En Asie du Sud, la branche État islamique au Khorasan (EI-K) demeure l’une des plus préoccupantes. Le rapport estime qu’elle conserve la capacité d’inspirer ou de soutenir des attentats au-delà des frontières afghanes, tout en profitant de l’instabilité régionale pour recruter de nouveaux membres et préparer d’autres opérations.

Les nouvelles technologies au service du terrorisme

L’ONU alerte également sur l’utilisation croissante des nouvelles technologies par Daech.

Selon le rapport, le groupe terroriste exploite désormais l’intelligence artificielle, les plateformes numériques, les communications chiffrées, les actifs virtuels et les drones sans pilote afin d’adapter ses méthodes de propagande, de recrutement, de financement et de planification.

Pour l’ONU, cette évolution rend indispensable un renforcement de la coopération internationale, mais aussi un dialogue plus étroit avec les entreprises technologiques et le secteur privé afin d’améliorer la gouvernance de ces outils émergents.

Toutefois ces mêmes technologies peuvent également devenir de puissants instruments de prévention et de lutte contre le terrorisme lorsqu’elles sont utilisées de manière responsable et dans le respect du droit international.
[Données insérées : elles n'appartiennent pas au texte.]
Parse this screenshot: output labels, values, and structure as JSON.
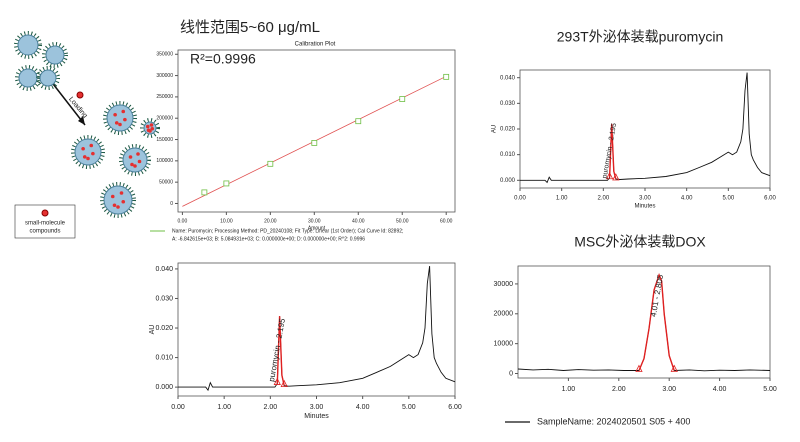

La directrice exécutive adjointe du CTED, Carmen G. Cantor, s'adresse au Conseil de sécurité de ONU au sujet des menaces posées par les actes terroristes.
UN Photo/ Manuel Elías Carmen G. Cantor, directrice exécutive adjointe de la Direction exécutive du Comité contre le terrorisme (CTED), lors d’une réunion du Conseil de sécurité sur les menaces à la paix et à la sécurité internationales causées par des actes terroristes.
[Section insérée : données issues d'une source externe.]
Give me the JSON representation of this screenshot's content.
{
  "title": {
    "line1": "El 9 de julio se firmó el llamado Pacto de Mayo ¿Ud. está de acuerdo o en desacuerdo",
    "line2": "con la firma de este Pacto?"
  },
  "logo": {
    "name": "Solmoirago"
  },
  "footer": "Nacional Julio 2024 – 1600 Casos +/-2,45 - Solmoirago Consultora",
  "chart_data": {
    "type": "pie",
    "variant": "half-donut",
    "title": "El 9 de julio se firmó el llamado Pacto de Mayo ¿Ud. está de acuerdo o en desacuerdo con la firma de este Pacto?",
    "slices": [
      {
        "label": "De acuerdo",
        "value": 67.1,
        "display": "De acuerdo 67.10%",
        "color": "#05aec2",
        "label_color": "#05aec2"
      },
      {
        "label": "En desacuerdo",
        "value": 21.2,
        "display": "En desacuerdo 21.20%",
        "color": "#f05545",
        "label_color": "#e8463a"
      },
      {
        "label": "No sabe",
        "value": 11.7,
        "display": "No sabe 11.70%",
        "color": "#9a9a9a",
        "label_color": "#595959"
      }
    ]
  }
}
Un « écosystème » terroriste en ligne

Intervenant également devant le Conseil de sécurité, la Directrice exécutive adjointe de la Direction exécutive du Comité contre le terrorisme, Carmen G. Cantor, a mis en garde contre l’essor d’un véritable « écosystème » numérique qui favorise la radicalisation.
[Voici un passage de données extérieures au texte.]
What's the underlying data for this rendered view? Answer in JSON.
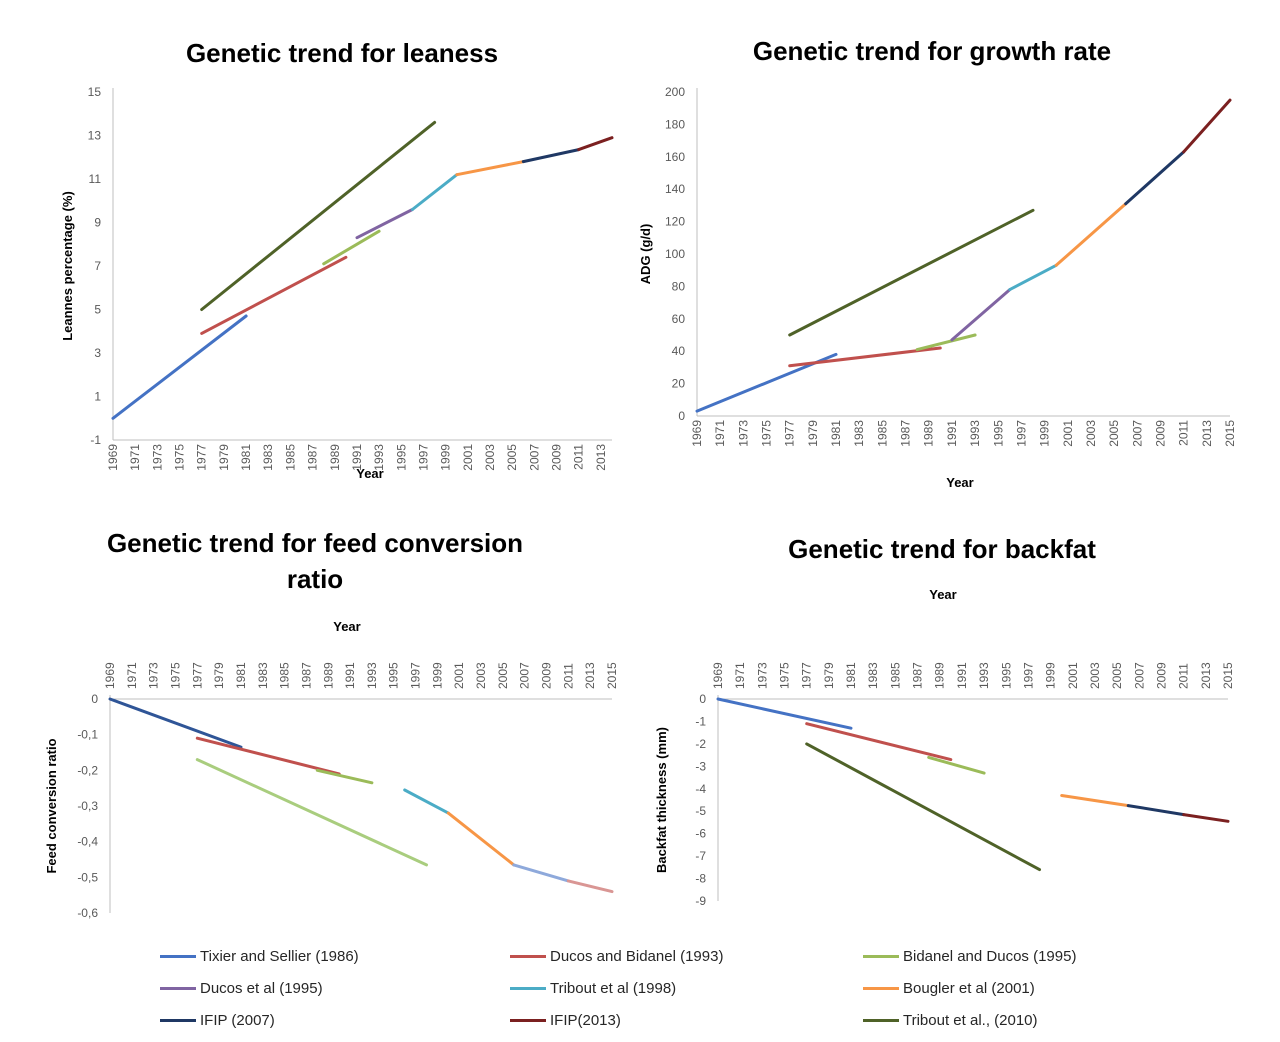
{
  "chart_data": [
    {
      "id": "leaness",
      "type": "line",
      "title": "Genetic trend for leaness",
      "xlabel": "Year",
      "ylabel": "Leannes percentage (%)",
      "ylim": [
        -1,
        15
      ],
      "yticks": [
        "-1",
        "1",
        "3",
        "5",
        "7",
        "9",
        "11",
        "13",
        "15"
      ],
      "xlim": [
        1969,
        2014
      ],
      "xticks": [
        "1969",
        "1971",
        "1973",
        "1975",
        "1977",
        "1979",
        "1981",
        "1983",
        "1985",
        "1987",
        "1989",
        "1991",
        "1993",
        "1995",
        "1997",
        "1999",
        "2001",
        "2003",
        "2005",
        "2007",
        "2009",
        "2011",
        "2013"
      ],
      "series": [
        {
          "name": "Tixier and Sellier (1986)",
          "x": [
            1969,
            1981
          ],
          "y": [
            0,
            4.7
          ]
        },
        {
          "name": "Tribout et al., (2010)",
          "x": [
            1977,
            1998
          ],
          "y": [
            5.0,
            13.6
          ]
        },
        {
          "name": "Ducos and Bidanel (1993)",
          "x": [
            1977,
            1990
          ],
          "y": [
            3.9,
            7.4
          ]
        },
        {
          "name": "Bidanel and Ducos (1995)",
          "x": [
            1988,
            1993
          ],
          "y": [
            7.1,
            8.6
          ]
        },
        {
          "name": "Ducos et al (1995)",
          "x": [
            1991,
            1996
          ],
          "y": [
            8.3,
            9.6
          ]
        },
        {
          "name": "Tribout et al (1998)",
          "x": [
            1996,
            2000
          ],
          "y": [
            9.6,
            11.2
          ]
        },
        {
          "name": "Bougler et al (2001)",
          "x": [
            2000,
            2006
          ],
          "y": [
            11.2,
            11.8
          ]
        },
        {
          "name": "IFIP (2007)",
          "x": [
            2006,
            2011
          ],
          "y": [
            11.8,
            12.35
          ]
        },
        {
          "name": "IFIP(2013)",
          "x": [
            2011,
            2014
          ],
          "y": [
            12.35,
            12.9
          ]
        }
      ]
    },
    {
      "id": "growth",
      "type": "line",
      "title": "Genetic trend for growth rate",
      "xlabel": "Year",
      "ylabel": "ADG (g/d)",
      "ylim": [
        0,
        200
      ],
      "yticks": [
        "0",
        "20",
        "40",
        "60",
        "80",
        "100",
        "120",
        "140",
        "160",
        "180",
        "200"
      ],
      "xlim": [
        1969,
        2015
      ],
      "xticks": [
        "1969",
        "1971",
        "1973",
        "1975",
        "1977",
        "1979",
        "1981",
        "1983",
        "1985",
        "1987",
        "1989",
        "1991",
        "1993",
        "1995",
        "1997",
        "1999",
        "2001",
        "2003",
        "2005",
        "2007",
        "2009",
        "2011",
        "2013",
        "2015"
      ],
      "series": [
        {
          "name": "Tixier and Sellier (1986)",
          "x": [
            1969,
            1981
          ],
          "y": [
            3,
            38
          ]
        },
        {
          "name": "Ducos and Bidanel (1993)",
          "x": [
            1977,
            1990
          ],
          "y": [
            31,
            42
          ]
        },
        {
          "name": "Bidanel and Ducos (1995)",
          "x": [
            1988,
            1993
          ],
          "y": [
            41,
            50
          ]
        },
        {
          "name": "Tribout et al., (2010)",
          "x": [
            1977,
            1998
          ],
          "y": [
            50,
            127
          ]
        },
        {
          "name": "Ducos et al (1995)",
          "x": [
            1991,
            1996
          ],
          "y": [
            47,
            78
          ]
        },
        {
          "name": "Tribout et al (1998)",
          "x": [
            1996,
            2000
          ],
          "y": [
            78,
            93
          ]
        },
        {
          "name": "Bougler et al (2001)",
          "x": [
            2000,
            2006
          ],
          "y": [
            93,
            131
          ]
        },
        {
          "name": "IFIP (2007)",
          "x": [
            2006,
            2011
          ],
          "y": [
            131,
            163
          ]
        },
        {
          "name": "IFIP(2013)",
          "x": [
            2011,
            2015
          ],
          "y": [
            163,
            195
          ]
        }
      ]
    },
    {
      "id": "fcr",
      "type": "line",
      "title": "Genetic trend for feed conversion ratio",
      "title_lines": [
        "Genetic trend for feed conversion",
        "ratio"
      ],
      "xlabel": "Year",
      "ylabel": "Feed conversion ratio",
      "ylim": [
        -0.6,
        0
      ],
      "yticks": [
        "0",
        "-0,1",
        "-0,2",
        "-0,3",
        "-0,4",
        "-0,5",
        "-0,6"
      ],
      "xlim": [
        1969,
        2015
      ],
      "xticks": [
        "1969",
        "1971",
        "1973",
        "1975",
        "1977",
        "1979",
        "1981",
        "1983",
        "1985",
        "1987",
        "1989",
        "1991",
        "1993",
        "1995",
        "1997",
        "1999",
        "2001",
        "2003",
        "2005",
        "2007",
        "2009",
        "2011",
        "2013",
        "2015"
      ],
      "series": [
        {
          "name": "Tixier and Sellier (1986)",
          "x": [
            1969,
            1981
          ],
          "y": [
            0,
            -0.135
          ]
        },
        {
          "name": "Ducos and Bidanel (1993)",
          "x": [
            1977,
            1990
          ],
          "y": [
            -0.11,
            -0.21
          ]
        },
        {
          "name": "Bidanel and Ducos (1995)",
          "x": [
            1988,
            1993
          ],
          "y": [
            -0.2,
            -0.235
          ]
        },
        {
          "name": "Tribout et al., (2010)",
          "x": [
            1977,
            1998
          ],
          "y": [
            -0.17,
            -0.465
          ]
        },
        {
          "name": "Tribout et al (1998)",
          "x": [
            1996,
            2000
          ],
          "y": [
            -0.255,
            -0.32
          ]
        },
        {
          "name": "Bougler et al (2001)",
          "x": [
            2000,
            2006
          ],
          "y": [
            -0.32,
            -0.465
          ]
        },
        {
          "name": "IFIP (2007)",
          "x": [
            2006,
            2011
          ],
          "y": [
            -0.465,
            -0.51
          ]
        },
        {
          "name": "IFIP(2013)",
          "x": [
            2011,
            2015
          ],
          "y": [
            -0.51,
            -0.54
          ]
        }
      ]
    },
    {
      "id": "backfat",
      "type": "line",
      "title": "Genetic trend for backfat",
      "xlabel": "Year",
      "ylabel": "Backfat thickness (mm)",
      "ylim": [
        -9,
        0
      ],
      "yticks": [
        "0",
        "-1",
        "-2",
        "-3",
        "-4",
        "-5",
        "-6",
        "-7",
        "-8",
        "-9"
      ],
      "xlim": [
        1969,
        2015
      ],
      "xticks": [
        "1969",
        "1971",
        "1973",
        "1975",
        "1977",
        "1979",
        "1981",
        "1983",
        "1985",
        "1987",
        "1989",
        "1991",
        "1993",
        "1995",
        "1997",
        "1999",
        "2001",
        "2003",
        "2005",
        "2007",
        "2009",
        "2011",
        "2013",
        "2015"
      ],
      "series": [
        {
          "name": "Tixier and Sellier (1986)",
          "x": [
            1969,
            1981
          ],
          "y": [
            0,
            -1.3
          ]
        },
        {
          "name": "Ducos and Bidanel (1993)",
          "x": [
            1977,
            1990
          ],
          "y": [
            -1.1,
            -2.7
          ]
        },
        {
          "name": "Bidanel and Ducos (1995)",
          "x": [
            1988,
            1993
          ],
          "y": [
            -2.6,
            -3.3
          ]
        },
        {
          "name": "Tribout et al., (2010)",
          "x": [
            1977,
            1998
          ],
          "y": [
            -2.0,
            -7.6
          ]
        },
        {
          "name": "Bougler et al (2001)",
          "x": [
            2000,
            2006
          ],
          "y": [
            -4.3,
            -4.75
          ]
        },
        {
          "name": "IFIP (2007)",
          "x": [
            2006,
            2011
          ],
          "y": [
            -4.75,
            -5.15
          ]
        },
        {
          "name": "IFIP(2013)",
          "x": [
            2011,
            2015
          ],
          "y": [
            -5.15,
            -5.45
          ]
        }
      ]
    }
  ],
  "legend": {
    "items": [
      {
        "name": "Tixier and Sellier (1986)",
        "color": "#4472c4"
      },
      {
        "name": "Ducos and Bidanel (1993)",
        "color": "#c0504d"
      },
      {
        "name": "Bidanel and Ducos (1995)",
        "color": "#9bbb59"
      },
      {
        "name": "Ducos et al (1995)",
        "color": "#8064a2"
      },
      {
        "name": "Tribout et al (1998)",
        "color": "#4bacc6"
      },
      {
        "name": "Bougler et al (2001)",
        "color": "#f79646"
      },
      {
        "name": "IFIP (2007)",
        "color": "#1f3864"
      },
      {
        "name": "IFIP(2013)",
        "color": "#7b2020"
      },
      {
        "name": "Tribout et al., (2010)",
        "color": "#4f6228"
      }
    ]
  }
}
Selon elle, les groupes terroristes exploitent désormais les réseaux sociaux, les plateformes de jeux en ligne et les services de messagerie chiffrée pour diffuser leur propagande, recruter de nouveaux membres et lever des fonds.

Face à une menace toujours plus diffuse, technologique et transnationale, Mme Niyazberdiyeva et Mme Cantor ont appelé les États à maintenir leur coopération et à privilégier des réponses globales qui associent sécurité, prévention, développement et respect des droits humains.